Atlas
Vitamins

25-OH vitamin D25(OH)D

Storage form of vitamin D; the standard measurement of vitamin D status.

Sample
Serum
Clinical reference range
30 to 100 ng/mL
Sufficient (Endocrine Soc)
Conv: 30100 ng/mLFunc: 4060 ng/mL
Biology

What it measures

Cutaneous synthesis from 7-dehydrocholesterol → cholecalciferol → 25-hydroxylation in liver. Activated to 1,25(OH)₂D in kidney.

Clinical use

Why we order it

Diagnose deficiency, monitor supplementation.

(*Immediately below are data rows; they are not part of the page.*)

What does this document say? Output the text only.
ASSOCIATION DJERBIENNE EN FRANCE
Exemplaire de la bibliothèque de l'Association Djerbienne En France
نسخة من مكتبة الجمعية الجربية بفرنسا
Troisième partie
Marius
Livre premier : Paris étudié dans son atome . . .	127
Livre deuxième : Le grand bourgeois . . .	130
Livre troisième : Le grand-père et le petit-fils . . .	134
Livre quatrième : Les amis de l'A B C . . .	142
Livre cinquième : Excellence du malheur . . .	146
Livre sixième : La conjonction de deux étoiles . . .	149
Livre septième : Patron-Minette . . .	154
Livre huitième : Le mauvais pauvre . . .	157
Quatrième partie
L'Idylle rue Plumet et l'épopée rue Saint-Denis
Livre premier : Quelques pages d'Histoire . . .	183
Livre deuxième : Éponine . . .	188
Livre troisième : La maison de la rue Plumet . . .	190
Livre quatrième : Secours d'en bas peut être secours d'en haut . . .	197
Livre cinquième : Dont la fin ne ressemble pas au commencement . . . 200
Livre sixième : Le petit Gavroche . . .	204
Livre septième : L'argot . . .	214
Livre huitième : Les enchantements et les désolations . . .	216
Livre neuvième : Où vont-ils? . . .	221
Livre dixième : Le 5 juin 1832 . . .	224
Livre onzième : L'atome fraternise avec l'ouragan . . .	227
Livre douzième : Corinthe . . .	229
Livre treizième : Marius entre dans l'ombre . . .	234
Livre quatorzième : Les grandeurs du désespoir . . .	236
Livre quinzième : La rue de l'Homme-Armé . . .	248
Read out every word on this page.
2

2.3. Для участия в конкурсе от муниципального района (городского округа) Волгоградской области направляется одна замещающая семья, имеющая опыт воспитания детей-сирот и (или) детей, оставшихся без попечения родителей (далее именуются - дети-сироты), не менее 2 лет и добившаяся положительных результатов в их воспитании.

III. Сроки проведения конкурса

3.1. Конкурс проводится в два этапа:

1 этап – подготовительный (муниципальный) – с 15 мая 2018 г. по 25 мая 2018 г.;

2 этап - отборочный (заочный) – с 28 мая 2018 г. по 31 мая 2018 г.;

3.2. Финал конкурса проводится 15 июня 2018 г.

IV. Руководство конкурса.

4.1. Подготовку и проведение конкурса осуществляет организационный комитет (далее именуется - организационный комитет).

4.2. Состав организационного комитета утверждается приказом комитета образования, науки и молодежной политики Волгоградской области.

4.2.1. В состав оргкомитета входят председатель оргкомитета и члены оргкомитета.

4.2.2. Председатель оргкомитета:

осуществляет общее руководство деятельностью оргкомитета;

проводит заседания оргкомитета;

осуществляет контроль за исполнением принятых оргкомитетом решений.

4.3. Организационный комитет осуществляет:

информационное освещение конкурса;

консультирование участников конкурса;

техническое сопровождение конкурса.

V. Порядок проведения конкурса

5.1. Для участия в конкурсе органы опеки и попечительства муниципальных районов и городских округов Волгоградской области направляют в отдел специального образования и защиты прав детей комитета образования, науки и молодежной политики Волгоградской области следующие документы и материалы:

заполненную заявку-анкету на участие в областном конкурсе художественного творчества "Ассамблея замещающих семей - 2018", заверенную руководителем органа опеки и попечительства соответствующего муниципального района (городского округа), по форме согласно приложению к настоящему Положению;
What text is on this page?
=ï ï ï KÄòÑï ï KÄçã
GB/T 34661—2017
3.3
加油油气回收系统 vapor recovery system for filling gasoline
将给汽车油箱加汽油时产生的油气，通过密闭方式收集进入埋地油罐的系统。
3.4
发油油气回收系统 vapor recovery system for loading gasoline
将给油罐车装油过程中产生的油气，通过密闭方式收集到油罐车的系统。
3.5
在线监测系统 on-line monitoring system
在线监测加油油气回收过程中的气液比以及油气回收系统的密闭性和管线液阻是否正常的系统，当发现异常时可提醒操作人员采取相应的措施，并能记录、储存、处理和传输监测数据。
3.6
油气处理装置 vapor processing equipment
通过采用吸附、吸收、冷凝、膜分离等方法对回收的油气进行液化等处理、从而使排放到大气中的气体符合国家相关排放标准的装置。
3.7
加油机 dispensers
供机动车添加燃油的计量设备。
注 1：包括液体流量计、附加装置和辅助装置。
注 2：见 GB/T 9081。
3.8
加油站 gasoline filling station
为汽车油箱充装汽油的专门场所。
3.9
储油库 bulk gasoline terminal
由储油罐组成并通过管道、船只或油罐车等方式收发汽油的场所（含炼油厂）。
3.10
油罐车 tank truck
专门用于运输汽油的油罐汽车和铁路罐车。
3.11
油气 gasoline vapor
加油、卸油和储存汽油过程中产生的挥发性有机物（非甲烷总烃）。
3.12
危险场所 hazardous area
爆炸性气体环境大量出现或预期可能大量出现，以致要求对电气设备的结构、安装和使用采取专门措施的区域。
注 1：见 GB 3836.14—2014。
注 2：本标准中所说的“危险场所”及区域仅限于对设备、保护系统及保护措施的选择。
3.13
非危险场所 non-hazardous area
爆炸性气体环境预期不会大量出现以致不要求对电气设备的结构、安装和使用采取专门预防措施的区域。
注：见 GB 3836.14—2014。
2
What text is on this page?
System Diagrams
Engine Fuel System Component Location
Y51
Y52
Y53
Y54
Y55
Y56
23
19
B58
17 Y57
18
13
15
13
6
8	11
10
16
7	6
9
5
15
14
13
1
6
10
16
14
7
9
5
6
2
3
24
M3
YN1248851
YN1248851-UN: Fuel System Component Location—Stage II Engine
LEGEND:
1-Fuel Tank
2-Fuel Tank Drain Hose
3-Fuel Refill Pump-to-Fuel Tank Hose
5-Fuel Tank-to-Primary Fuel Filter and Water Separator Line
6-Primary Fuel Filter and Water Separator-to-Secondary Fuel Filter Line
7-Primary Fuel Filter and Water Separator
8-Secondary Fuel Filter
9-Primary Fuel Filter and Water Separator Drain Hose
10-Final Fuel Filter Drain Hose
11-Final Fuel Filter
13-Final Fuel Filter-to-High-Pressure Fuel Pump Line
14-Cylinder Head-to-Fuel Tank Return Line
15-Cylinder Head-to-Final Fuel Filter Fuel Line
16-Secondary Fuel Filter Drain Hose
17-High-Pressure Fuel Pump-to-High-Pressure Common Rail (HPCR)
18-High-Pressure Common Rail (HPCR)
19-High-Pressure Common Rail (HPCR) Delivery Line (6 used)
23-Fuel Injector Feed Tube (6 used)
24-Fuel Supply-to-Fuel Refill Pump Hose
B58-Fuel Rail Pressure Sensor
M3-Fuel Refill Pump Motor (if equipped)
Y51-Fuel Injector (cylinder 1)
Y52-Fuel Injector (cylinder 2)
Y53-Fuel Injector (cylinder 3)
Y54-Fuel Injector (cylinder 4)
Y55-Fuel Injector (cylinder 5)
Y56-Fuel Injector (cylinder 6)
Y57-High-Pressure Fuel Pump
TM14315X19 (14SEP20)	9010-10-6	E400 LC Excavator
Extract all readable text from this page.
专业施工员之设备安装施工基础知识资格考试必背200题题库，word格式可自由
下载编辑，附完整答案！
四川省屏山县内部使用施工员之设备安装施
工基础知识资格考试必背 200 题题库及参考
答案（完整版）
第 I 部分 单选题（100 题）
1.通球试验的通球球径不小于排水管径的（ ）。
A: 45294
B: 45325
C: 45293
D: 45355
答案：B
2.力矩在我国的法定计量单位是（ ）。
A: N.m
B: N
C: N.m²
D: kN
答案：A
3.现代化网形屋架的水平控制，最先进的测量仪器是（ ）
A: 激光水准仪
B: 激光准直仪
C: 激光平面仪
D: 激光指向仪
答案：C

Measurement in healthy adults without risk factors is not routinely recommended (USPSTF I).

Lens · Clinical

Interpretation by lens

Clinical interpretation

Treat <20 ng/mL with 50 000 IU weekly × 8 weeks then maintenance. <30 with risk factors → 1000–2000 IU/day.

Functional interpretation

Functional optimal 40–60 ng/mL; values >100 increase hypercalcemia risk.

Differential

Causes of abnormal values

Causes of HIGH
  • Supplementation
  • Granulomatous disease (sarcoidosis, TB) — measure 1,25(OH)₂D
Causes of LOW
  • Limited sun exposure
  • Dark skin at high latitude
  • Obesity (sequestration)
  • Malabsorption
  • CKD
  • Anticonvulsants
Pitfalls

Pre-analytic & interpretation traps

  • !Vitamin D2 supplementation may be underestimated by some immunoassays; LC-MS/MS preferred.
Evidence-graded claims

What the data says

B
Vitamin D supplementation prevents fractures and falls in older adults
Modest effect, especially with calcium.
C
Vitamin D supplementation reduces COVID-19 severity
Inconsistent RCT data.
E
Vitamin D prevents type 2 diabetes
VITAL and D2d trials largely negative.